Ein Viertel aller Schmerzerkrankungen führt zu einer affektiven Störung wie der Depression. Es sind weniger die akuten, wenn auch sehr heftigen Schmerzzustände, sondern alle diejenigen Schmerzerkrankungen, die lange chronisch verlaufen.

Von: Sabine März-Lerch

Stand: 27.05.2019

Eine junge Frau sitzt verzweifelt vor einer weißen Wand und stützt ihren Kopf mit den Armen. | Bild: picture-alliance/dpa

Der Schutz vor einer Depression beim akuten Schmerz besteht offenbar darin, dass sich die Betroffenen in einem aktiven Prozess befinden, in dem sich sehr viel tut.

"Wenn sie also z.B. zum Röntgen geschickt werden, physikalische Anwendungen verordnet bekommen, Termine besprechen und einhalten müssen. Diese Aktivität bindet sozusagen negative Energie. Und so behalten wir offenbar unseren doch angeborenen Optimismus."

Prof. Reinhart Schüppel

Es ist also der Charakter des Schmerzes, der das Risiko für eine beginnende Depression birgt. Dauerschmerzen nämlich, die sich nicht verändern, die sich nicht gegen Abend und mit der Einnahme von Medikamenten signifikant bessern, bringen zunehmend negative Gedanken.

"Jeder, der mal länger als drei, vier Tage Schmerzen hatte, kann das nur bestätigen: Wenn einem etwas weh tut, ist das ganze Leben plötzlich anders. Das kann man mal eine Woche oder 14 Tage mitmachen, aber nach Monaten wird das schon schwierig."

Prof. Reinhart Schüppel

Gibt es Schmerzerkrankungen, die das Risiko für eine Depression erhöhen?

"Wir beobachten, dass Menschen mit unspezifischen Schmerzen, also z.B. einem nicht in der Bandscheibe lokalisierten Rückenschmerz oder einem ständigen dumpfen Kopfschmerz, häufiger in einer Depression landen."

Prof. Reinhart Schüppel

Unspezifische Schmerzen machen mürbe, belasten langfristig. Anders ist das, wenn ein Betroffener weiß, dass sich zum Beispiel ein eingeklemmter Nerv wieder mit Medikamenten beruhigen lässt. Schmerzen, die auf einen nicht mehr rückgängig machbaren Verschleiß von Gelenken zurückgehen, begünstigen ebenfalls eine Depression. Leidet die Beweglichkeit, dann ist es nicht nur der Schmerz, der deprimiert, sondern die zunehmende Immobilität.

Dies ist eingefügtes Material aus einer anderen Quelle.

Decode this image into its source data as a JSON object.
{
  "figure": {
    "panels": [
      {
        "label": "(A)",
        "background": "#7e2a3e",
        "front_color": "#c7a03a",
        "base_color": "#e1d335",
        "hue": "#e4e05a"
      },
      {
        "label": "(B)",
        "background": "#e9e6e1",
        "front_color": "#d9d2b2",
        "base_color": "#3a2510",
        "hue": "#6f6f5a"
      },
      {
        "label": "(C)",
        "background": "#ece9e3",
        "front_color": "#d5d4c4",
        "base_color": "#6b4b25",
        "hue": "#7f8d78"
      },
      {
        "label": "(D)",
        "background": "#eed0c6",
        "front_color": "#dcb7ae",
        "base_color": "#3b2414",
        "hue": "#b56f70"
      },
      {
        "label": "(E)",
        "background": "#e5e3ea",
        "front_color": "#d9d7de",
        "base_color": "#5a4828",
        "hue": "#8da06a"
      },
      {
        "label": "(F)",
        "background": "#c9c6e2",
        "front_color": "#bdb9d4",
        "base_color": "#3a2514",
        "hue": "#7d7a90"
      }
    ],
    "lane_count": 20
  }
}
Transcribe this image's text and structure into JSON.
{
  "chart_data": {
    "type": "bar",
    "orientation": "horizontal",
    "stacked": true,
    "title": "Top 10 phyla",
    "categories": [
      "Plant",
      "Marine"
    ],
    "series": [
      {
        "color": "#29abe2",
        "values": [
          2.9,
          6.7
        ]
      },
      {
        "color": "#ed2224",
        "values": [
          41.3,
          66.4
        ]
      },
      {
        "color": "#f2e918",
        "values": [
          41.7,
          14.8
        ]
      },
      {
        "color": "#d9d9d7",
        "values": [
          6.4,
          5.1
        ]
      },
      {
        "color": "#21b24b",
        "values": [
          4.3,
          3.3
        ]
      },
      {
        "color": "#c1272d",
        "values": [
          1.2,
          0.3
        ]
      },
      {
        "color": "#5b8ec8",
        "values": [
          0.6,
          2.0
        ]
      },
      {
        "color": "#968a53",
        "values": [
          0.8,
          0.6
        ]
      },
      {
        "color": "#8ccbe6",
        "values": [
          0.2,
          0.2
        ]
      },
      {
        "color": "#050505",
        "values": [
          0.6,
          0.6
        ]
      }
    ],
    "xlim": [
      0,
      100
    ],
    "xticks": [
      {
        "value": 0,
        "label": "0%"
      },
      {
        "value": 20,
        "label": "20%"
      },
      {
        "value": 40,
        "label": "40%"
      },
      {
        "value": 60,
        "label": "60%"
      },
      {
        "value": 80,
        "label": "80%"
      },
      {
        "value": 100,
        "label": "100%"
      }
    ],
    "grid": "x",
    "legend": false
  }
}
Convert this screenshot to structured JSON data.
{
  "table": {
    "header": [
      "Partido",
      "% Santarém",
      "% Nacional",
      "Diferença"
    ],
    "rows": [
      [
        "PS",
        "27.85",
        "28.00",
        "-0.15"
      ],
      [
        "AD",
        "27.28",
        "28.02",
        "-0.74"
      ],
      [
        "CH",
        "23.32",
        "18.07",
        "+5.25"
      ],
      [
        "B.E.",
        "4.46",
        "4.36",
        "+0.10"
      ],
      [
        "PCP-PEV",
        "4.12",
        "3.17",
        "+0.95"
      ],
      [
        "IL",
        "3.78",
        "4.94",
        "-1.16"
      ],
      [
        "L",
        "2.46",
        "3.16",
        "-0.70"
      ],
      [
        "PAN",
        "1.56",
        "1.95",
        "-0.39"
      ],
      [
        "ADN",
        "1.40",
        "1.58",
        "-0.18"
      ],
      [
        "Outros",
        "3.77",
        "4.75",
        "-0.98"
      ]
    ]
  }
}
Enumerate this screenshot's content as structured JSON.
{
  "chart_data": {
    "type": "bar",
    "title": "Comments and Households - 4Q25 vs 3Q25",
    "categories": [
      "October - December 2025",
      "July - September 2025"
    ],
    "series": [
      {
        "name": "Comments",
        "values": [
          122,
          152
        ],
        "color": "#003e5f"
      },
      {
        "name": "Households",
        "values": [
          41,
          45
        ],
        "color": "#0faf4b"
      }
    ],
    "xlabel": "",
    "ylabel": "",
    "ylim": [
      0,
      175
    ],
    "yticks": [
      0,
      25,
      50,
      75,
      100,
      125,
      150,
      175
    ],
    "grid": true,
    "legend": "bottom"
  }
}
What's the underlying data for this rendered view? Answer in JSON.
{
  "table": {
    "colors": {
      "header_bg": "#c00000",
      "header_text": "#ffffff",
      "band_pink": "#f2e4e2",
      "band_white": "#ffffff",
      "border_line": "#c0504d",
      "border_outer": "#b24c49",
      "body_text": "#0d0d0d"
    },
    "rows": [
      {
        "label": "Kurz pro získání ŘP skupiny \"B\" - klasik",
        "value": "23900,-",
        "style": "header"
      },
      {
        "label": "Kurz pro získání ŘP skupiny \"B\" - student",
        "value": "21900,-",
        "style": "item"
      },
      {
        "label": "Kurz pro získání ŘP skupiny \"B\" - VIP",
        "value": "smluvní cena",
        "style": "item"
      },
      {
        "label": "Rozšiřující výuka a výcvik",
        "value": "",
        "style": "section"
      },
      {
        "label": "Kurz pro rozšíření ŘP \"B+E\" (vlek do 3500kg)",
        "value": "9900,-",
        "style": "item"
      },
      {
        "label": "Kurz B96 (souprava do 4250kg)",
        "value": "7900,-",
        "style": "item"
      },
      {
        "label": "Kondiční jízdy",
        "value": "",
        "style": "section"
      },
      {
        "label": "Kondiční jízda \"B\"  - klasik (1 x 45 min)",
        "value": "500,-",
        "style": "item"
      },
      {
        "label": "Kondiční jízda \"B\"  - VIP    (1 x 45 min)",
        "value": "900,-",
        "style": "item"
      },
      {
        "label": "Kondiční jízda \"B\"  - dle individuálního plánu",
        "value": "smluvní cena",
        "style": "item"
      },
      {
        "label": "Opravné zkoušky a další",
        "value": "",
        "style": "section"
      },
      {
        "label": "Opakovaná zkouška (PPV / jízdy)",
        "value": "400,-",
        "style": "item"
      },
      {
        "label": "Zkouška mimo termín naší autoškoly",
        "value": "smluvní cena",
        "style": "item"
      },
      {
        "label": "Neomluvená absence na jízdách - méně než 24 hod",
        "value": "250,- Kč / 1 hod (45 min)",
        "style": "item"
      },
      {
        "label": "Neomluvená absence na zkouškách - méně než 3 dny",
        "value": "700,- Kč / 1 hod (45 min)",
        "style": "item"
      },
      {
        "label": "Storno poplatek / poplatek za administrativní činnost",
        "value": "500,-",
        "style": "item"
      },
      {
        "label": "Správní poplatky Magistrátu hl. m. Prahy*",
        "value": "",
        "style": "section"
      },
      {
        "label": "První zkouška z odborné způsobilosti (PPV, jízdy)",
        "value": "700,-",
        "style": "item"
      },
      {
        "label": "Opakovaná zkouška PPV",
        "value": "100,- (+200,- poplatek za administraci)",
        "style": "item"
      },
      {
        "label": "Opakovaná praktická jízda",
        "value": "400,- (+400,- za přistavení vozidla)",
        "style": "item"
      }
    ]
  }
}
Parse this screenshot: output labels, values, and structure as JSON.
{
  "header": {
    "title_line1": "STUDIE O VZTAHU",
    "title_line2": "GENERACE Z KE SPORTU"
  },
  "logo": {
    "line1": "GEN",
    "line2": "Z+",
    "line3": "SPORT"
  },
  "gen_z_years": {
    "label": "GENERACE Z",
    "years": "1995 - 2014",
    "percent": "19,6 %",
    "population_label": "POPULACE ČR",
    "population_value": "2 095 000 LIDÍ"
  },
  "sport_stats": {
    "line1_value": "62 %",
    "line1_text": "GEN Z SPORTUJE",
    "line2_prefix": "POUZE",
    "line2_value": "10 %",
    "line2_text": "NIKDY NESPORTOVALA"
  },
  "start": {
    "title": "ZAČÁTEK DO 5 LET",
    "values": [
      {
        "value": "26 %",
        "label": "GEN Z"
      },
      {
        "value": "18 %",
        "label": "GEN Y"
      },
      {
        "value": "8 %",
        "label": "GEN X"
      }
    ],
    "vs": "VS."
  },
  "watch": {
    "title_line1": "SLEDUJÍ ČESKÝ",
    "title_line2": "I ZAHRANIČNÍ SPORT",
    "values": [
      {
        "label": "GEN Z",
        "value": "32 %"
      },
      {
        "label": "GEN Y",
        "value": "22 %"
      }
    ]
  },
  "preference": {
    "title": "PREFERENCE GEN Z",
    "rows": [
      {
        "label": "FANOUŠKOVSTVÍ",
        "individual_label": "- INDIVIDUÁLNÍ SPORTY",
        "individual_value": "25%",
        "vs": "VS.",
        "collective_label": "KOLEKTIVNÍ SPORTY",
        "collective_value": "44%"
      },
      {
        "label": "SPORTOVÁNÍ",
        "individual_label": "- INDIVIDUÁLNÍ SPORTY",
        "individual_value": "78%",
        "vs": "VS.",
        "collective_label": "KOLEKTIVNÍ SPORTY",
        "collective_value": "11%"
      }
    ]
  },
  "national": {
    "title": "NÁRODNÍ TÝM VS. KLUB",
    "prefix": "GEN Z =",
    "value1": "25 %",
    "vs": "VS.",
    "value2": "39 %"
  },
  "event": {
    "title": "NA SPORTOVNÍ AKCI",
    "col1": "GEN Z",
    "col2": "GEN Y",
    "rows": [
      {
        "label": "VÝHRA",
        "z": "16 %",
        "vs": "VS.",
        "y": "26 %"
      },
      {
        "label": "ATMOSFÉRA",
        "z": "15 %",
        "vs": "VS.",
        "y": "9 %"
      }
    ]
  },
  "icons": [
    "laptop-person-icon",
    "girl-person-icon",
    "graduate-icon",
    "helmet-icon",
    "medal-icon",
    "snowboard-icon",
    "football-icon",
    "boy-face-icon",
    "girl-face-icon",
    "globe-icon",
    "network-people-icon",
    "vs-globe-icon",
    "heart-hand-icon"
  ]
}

"Schmerz kann nicht nur über die negative Wahrnehmung Schwierigkeiten machen, sondern auch durch die damit verbundenen Einschränkungen: Ein Bereich nach dem anderen im gewohnten Leben fällt weg, eine Treppe nach der anderen kann nicht mehr bewältigt werden. Und das ist der Grund warum manchmal eine künstliche Hüfte das Leben von 'pechschwarz' in 'golden' verwandelt: Weil hier ein Mensch, der eigentlich aktiv ist und sich immer weiter eingeschränkt hat, sich wieder bewegen kann."